Posted: Tue 3rd Aug 2021
The government has proposed changes to tax reporting rules which it says will speed up the time it takes the self-employed and small business owners to complete tax returns and prevent thousands of errors.
The changes to so-called basis periods, which would come into force by 2023, would mean unincorporated businesses being taxed on profits arising in a tax year, rather than profits on accounts ending in the tax year.
A basis period is the time period used by sole traders and partnerships for when they pay tax each year. The majority of companies align that period with the 5 April - 6 April tax year, but some firms, such as seasonal businesses, choose different accounting dates.
Tax returns are currently worked out from a business' set of accounts up until the end of the tax year. That means companies with an accounting period that doesn't match the tax year could be taxed twice due to having overlapping basis periods. A company's first year of trading is taxed on the period to the end of the tax year, with subsequent years based on their full accounting year.

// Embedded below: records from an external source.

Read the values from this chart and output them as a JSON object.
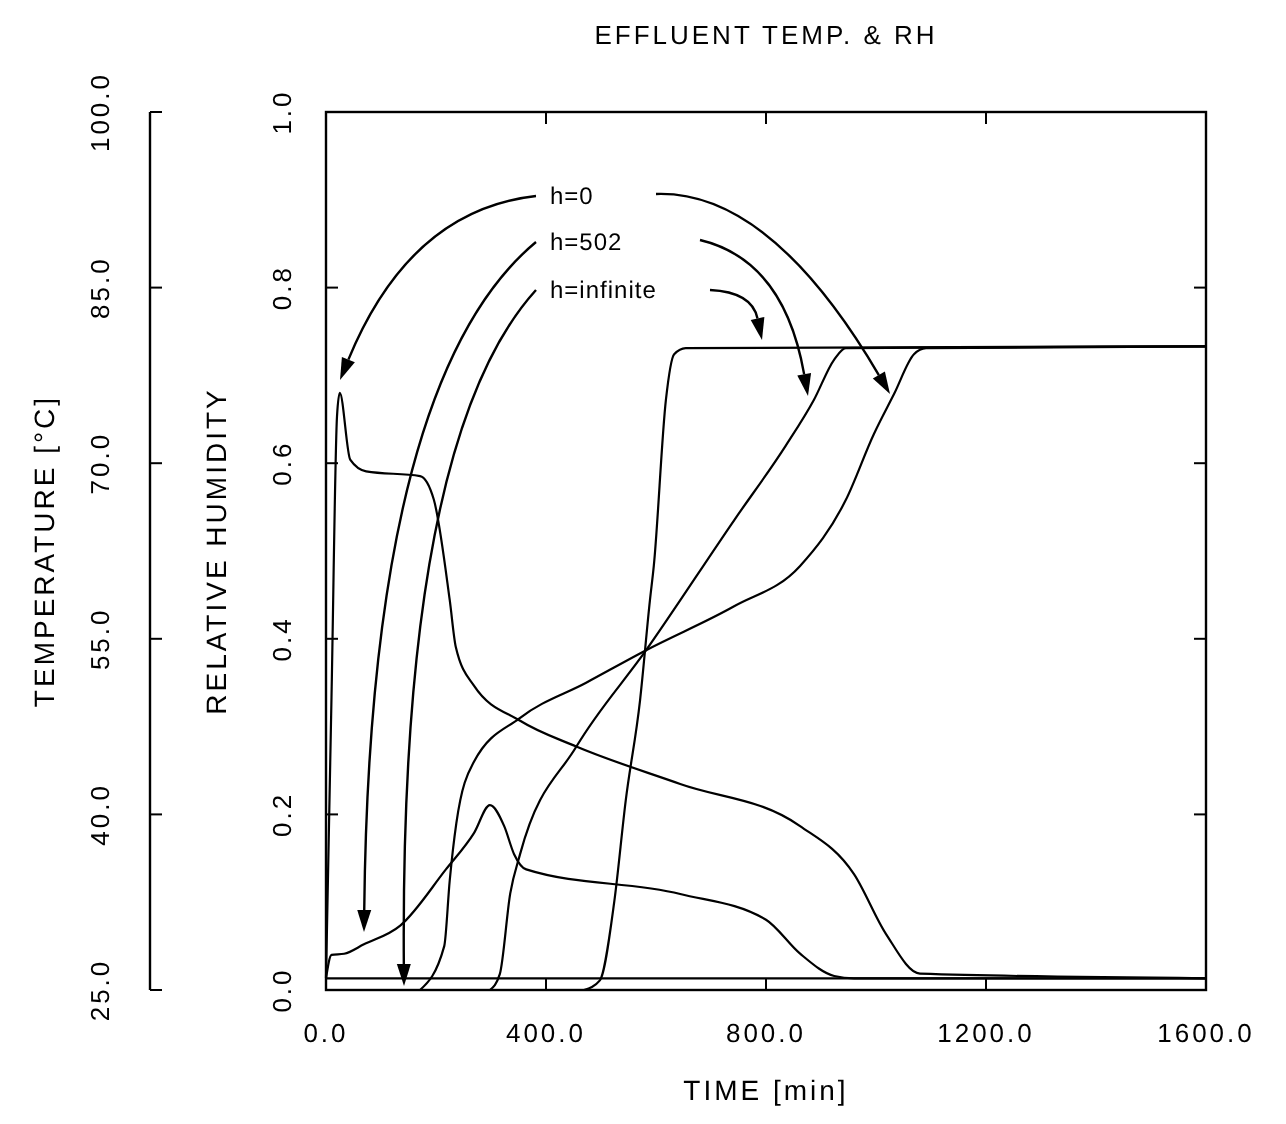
{
  "chart_data": {
    "type": "line",
    "title": "EFFLUENT TEMP. & RH",
    "xlabel": "TIME [min]",
    "ylabel": "RELATIVE HUMIDITY",
    "y2label": "TEMPERATURE [°C]",
    "xlim": [
      0,
      1600
    ],
    "xticks": [
      {
        "value": 0,
        "label": "0.0"
      },
      {
        "value": 400,
        "label": "400.0"
      },
      {
        "value": 800,
        "label": "800.0"
      },
      {
        "value": 1200,
        "label": "1200.0"
      },
      {
        "value": 1600,
        "label": "1600.0"
      }
    ],
    "ylim": [
      0,
      1
    ],
    "yticks": [
      {
        "value": 0,
        "label": "0.0"
      },
      {
        "value": 0.2,
        "label": "0.2"
      },
      {
        "value": 0.4,
        "label": "0.4"
      },
      {
        "value": 0.6,
        "label": "0.6"
      },
      {
        "value": 0.8,
        "label": "0.8"
      },
      {
        "value": 1,
        "label": "1.0"
      }
    ],
    "y2lim": [
      25,
      100
    ],
    "y2ticks": [
      {
        "value": 25,
        "label": "25.0"
      },
      {
        "value": 40,
        "label": "40.0"
      },
      {
        "value": 55,
        "label": "55.0"
      },
      {
        "value": 70,
        "label": "70.0"
      },
      {
        "value": 85,
        "label": "85.0"
      },
      {
        "value": 100,
        "label": "100.0"
      }
    ],
    "annotations": [
      "h=0",
      "h=502",
      "h=infinite"
    ],
    "series": [
      {
        "axis": "y2",
        "color": "#000000",
        "x": [
          0,
          10,
          20,
          25,
          44,
          73,
          171,
          196,
          225,
          236,
          269,
          353,
          455,
          644,
          862,
          960,
          1018,
          1080,
          1600
        ],
        "values": [
          26,
          50,
          74,
          76,
          70.3,
          69.3,
          68.9,
          66.9,
          58.3,
          54.3,
          51,
          48,
          45.8,
          42.6,
          39,
          34.9,
          29.8,
          26.4,
          26
        ]
      },
      {
        "axis": "y2",
        "color": "#000000",
        "x": [
          0,
          10,
          33,
          69,
          135,
          218,
          269,
          298,
          324,
          342,
          364,
          644,
          800,
          862,
          924,
          960,
          1600
        ],
        "values": [
          26,
          28,
          28.1,
          28.9,
          30.5,
          35.3,
          38.4,
          40.8,
          39,
          36.6,
          35.3,
          33.2,
          31,
          28.1,
          26.2,
          26,
          26
        ]
      },
      {
        "axis": "y2",
        "color": "#000000",
        "x": [
          0,
          1600
        ],
        "values": [
          26,
          26
        ]
      },
      {
        "axis": "y",
        "color": "#000000",
        "x": [
          171,
          215,
          225,
          237,
          269,
          353,
          473,
          582,
          742,
          862,
          945,
          996,
          1033,
          1069,
          1091,
          1600
        ],
        "values": [
          0,
          0.05,
          0.125,
          0.19,
          0.26,
          0.31,
          0.35,
          0.387,
          0.437,
          0.483,
          0.558,
          0.633,
          0.679,
          0.724,
          0.731,
          0.733
        ]
      },
      {
        "axis": "y",
        "color": "#000000",
        "x": [
          298,
          316,
          335,
          353,
          455,
          582,
          742,
          836,
          887,
          924,
          945,
          1600
        ],
        "values": [
          0,
          0.018,
          0.11,
          0.155,
          0.277,
          0.387,
          0.535,
          0.62,
          0.672,
          0.718,
          0.731,
          0.733
        ]
      },
      {
        "axis": "y",
        "color": "#000000",
        "x": [
          469,
          498,
          524,
          545,
          571,
          589,
          596,
          618,
          633,
          654,
          1600
        ],
        "values": [
          0,
          0.011,
          0.1,
          0.216,
          0.33,
          0.444,
          0.483,
          0.672,
          0.724,
          0.731,
          0.733
        ]
      }
    ]
  }
}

The rules are particularly challenging for new businesses because they often have an accounting period different to the tax year.
The government's consultation document for the proposed reform says 7% of sole traders do not have "straightforward" accounting dates, which means around 350,000 could currently be affected.

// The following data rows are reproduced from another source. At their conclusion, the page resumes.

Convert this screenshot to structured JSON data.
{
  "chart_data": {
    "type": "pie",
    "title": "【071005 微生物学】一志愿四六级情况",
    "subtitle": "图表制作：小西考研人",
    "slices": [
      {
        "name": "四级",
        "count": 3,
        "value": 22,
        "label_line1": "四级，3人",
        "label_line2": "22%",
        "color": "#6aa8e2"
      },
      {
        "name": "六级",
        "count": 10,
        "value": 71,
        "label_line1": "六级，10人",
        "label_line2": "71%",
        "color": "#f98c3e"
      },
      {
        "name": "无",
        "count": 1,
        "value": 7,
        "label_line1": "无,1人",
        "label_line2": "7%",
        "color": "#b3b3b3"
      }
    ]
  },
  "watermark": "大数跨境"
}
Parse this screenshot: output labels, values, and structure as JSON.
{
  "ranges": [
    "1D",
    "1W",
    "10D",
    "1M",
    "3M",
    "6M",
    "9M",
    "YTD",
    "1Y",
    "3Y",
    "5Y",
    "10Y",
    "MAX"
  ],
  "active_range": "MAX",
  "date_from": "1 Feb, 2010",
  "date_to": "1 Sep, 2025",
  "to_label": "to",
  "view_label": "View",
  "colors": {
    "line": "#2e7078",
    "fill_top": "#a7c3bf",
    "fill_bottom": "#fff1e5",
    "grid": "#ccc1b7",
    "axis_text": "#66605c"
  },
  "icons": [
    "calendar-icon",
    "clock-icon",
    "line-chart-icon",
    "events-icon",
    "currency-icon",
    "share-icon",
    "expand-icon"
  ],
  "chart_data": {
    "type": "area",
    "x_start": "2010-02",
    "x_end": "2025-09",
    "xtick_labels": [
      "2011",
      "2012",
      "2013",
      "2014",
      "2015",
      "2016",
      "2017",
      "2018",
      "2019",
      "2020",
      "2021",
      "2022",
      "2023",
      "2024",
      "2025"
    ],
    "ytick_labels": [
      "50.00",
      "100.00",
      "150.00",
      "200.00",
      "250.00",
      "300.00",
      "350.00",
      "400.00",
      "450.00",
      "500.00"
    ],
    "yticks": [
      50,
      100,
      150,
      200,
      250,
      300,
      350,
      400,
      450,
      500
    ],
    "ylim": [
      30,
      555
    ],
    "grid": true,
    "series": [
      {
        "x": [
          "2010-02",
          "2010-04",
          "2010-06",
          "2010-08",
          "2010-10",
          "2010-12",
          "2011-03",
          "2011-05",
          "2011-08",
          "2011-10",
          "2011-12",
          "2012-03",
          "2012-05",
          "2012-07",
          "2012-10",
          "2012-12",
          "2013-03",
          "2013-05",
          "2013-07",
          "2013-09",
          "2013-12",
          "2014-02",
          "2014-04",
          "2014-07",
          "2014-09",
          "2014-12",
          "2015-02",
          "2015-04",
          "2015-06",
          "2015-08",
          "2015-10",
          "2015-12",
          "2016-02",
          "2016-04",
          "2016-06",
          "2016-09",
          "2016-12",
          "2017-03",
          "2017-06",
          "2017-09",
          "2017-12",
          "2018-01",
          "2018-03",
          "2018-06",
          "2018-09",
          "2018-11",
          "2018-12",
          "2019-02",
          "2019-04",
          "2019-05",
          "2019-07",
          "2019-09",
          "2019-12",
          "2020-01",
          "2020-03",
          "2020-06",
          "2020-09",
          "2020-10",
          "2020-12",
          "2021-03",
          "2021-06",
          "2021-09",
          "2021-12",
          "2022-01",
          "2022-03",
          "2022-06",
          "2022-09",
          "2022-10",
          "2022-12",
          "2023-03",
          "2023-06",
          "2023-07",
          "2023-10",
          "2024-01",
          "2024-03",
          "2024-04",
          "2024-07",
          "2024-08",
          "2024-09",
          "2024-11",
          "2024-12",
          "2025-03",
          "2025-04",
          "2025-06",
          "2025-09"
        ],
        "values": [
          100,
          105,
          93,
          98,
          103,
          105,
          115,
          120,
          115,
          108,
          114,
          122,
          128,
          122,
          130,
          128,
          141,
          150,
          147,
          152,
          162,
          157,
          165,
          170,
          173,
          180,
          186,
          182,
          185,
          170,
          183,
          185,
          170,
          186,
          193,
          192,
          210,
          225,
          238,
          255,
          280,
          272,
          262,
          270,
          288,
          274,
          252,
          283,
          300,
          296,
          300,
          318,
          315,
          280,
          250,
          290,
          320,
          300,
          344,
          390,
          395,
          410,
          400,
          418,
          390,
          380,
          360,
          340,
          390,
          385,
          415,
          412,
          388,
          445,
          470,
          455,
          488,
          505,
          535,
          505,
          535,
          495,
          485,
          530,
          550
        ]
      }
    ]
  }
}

The rules are so complex that thousands of businesses make mistakes on their tax returns. Founders can claim tax relief on over-payments but more than half of those entitled to receive the relief do not apply for it.
Proposed changes to basis periods
As part of its Making Tax Digital (MTD) plan to simplify the tax system, the government is proposing that all businesses be taxed on profits in the tax year, rather than profits on accounts ending in the tax year. This would mirror how other forms of income, such as property income, are assessed.

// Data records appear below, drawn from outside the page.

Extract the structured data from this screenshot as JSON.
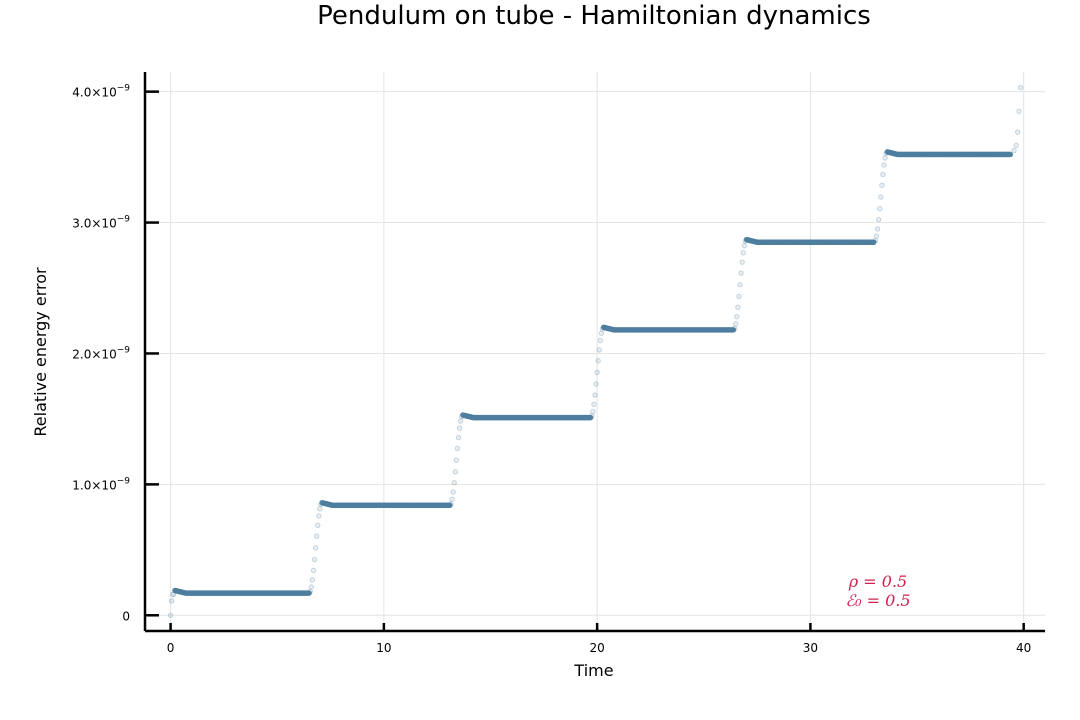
{
  "chart_data": {
    "type": "scatter",
    "title": "Pendulum on tube - Hamiltonian dynamics",
    "xlabel": "Time",
    "ylabel": "Relative energy error",
    "xlim": [
      -1.2,
      41
    ],
    "ylim": [
      -1.2e-10,
      4.15e-09
    ],
    "xticks": [
      0,
      10,
      20,
      30,
      40
    ],
    "xtick_labels": [
      "0",
      "10",
      "20",
      "30",
      "40"
    ],
    "yticks": [
      0,
      1e-09,
      2e-09,
      3e-09,
      4e-09
    ],
    "ytick_labels": [
      "0",
      "1.0×10",
      "2.0×10",
      "3.0×10",
      "4.0×10"
    ],
    "ytick_exponent": "−9",
    "grid": true,
    "marker_color": "#4f7fa0",
    "annotation_color": "#d0204e",
    "steps": {
      "period": 6.6667,
      "levels": [
        1.7e-10,
        8.4e-10,
        1.51e-09,
        2.18e-09,
        2.85e-09,
        3.52e-09
      ],
      "peaks": [
        1.9e-10,
        8.6e-10,
        1.53e-09,
        2.2e-09,
        2.87e-09,
        3.54e-09
      ],
      "jump_times": [
        6.8,
        13.4,
        20.0,
        26.7,
        33.3
      ],
      "end_value": 4.03e-09
    },
    "annotations": [
      "ρ = 0.5",
      "ℰ₀ = 0.5"
    ]
  }
}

The government provided the following example to explain the change:
A business draws up accounts to 30 June every year.
Currently, income tax for 2023/24 would be based on the profits in the business’s accounts for the year ended 30 June 2023.
The proposed reform would mean the income tax for 2023/24 would be based on: 3/12 of the income for the year ending 30 June 2023, plus 9/12 of the income for the year ending June 2024.
Impact on businesses of the basis period changes
In the consultation document, the government estimates that around 3% of sole traders and 15% of partners would face an extra administrative cost as a result of the changes. Under current self-assessment rules, businesses would need to submit an estimated return by the 31 January following the end of the tax year, and then make an amendment to it when the final taxable profit for the tax year is known.
The consultation is due to end on 31 August but the Association of Taxation Technicians (ATT) called for the deadline to be extended and the introduction of the reform to be delayed for a year. The group said it fears advisers to affected businesses don't have time to provide sufficient feedback to the government and "the pace of change may overwhelm many businesses".
The ATT's Jon Stride said: "The proposal to tax businesses on profits arising in the tax year itself is sensible and will eventually simplify matters for unincorporated businesses. We also support bringing in the change in advance of the introduction of MTD for Income Tax.
"But it is vital that the design and implementation is fully considered and not rushed if it is going to work for businesses and the government. Given all the current upheaval for businesses, both this change and the MTD roll-out should each be delayed by a year."
Pete Miller, from the Chartered Institute of Taxation, expressed similar concerns.
"This is a welcome simplification of the current system which has been with us in one shape or form since the 1920s, but we are concerned about the speed at which it is being introduced and whether there will be enough time for businesses to absorb the impact of the change on their individual circumstances and take action to avoid any adverse or unforeseen consequences," he said.
"We are also concerned that the government consultation on this reform is inadequate. Six weeks during the holiday season, in the middle of a pandemic, is not sufficient for tax professionals and others to assess the detail of this significant change, how it will affect them and their clients, and provide constructive feedback to government on it."